One day, your exchange will get hacked, anyway. And it won't matter, because you said your exchange is "not hack proof".

I never disputed that someone with physical access to the machine could wipe you out. Thats pretty much standard reality. Anyone with physical access to a bank vault can, given the time to "hack" it, wipe that out too. So, I'm not sure what you're trying to prove. That we're not hack proof? I never made that absurd claim. As for Cloudflare - I dont give a crap about what exploits they stop. I care about the DDoS protection. I care that they identify known bad source IPs and prevent access or slow that down with captchas, which, yes, can be defeated by scripts, but it slows it down considerably. We don't pay Cloudflare to protect against hacks. We pay Cloudflare to slow them down to the point of them being ineffectual, and forcing russian and chinese hackers to jump hoops with source IPs just to be able to try and land a decent attack. In the past 7 days, Cloudflare has stopped over 1 million potential threats from hitting the site.

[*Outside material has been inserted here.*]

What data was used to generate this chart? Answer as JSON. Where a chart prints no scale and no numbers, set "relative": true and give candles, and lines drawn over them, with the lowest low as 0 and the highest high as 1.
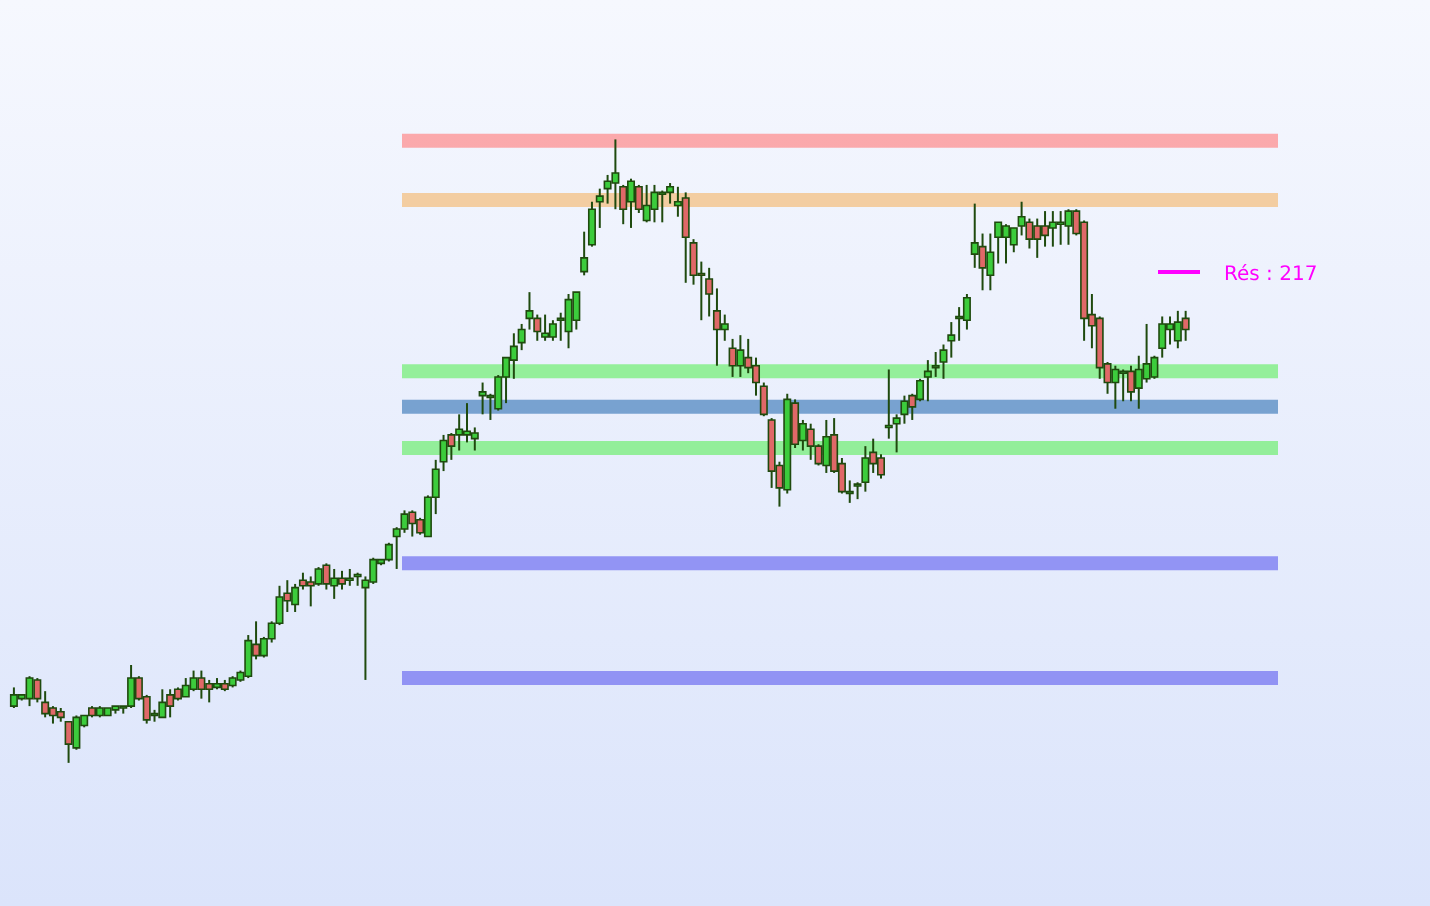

And just like the "This house is Protected by ADT" signs/decals that may or may not be real - if a thief has 2 homes side by side - one possibly with an alarm system, and one without, which will he hit first?

As far as a "script kiddie" finding an unknown length random string of characters in an unknown area of memory - we wont say anything is impossible (but a script kiddie finding a random portion of memory seems far fetched), but the time to find it and then try and exploit it is the deterrent. Bank vaults are not hack proof. They are rated in time to break into.

You get into our server to the point where you can start scanning the memory and try encryption keys - well then we're in the "time to hack" phase. Can you beat us hitting the kill switch? Thats how any bank is protected. Once you get in the door - can you beat the security before the cops show up.

We're not hack proof. But we're confident in our ability to hit the switch before you can drill through the door or figure out the combination.

And we're not blowing smoke up anyone's ass. Half the posts in here are "Tell us whats going on!" - people want transparency and honesty. I decided to post that blog because the lack of info from CoinEx was annoying, then that other post full of utter bullshit making their standard security SOUND big and fancy and the hack proof claim pushed me over the edge. Just be honest with people, and you'll earn their trust.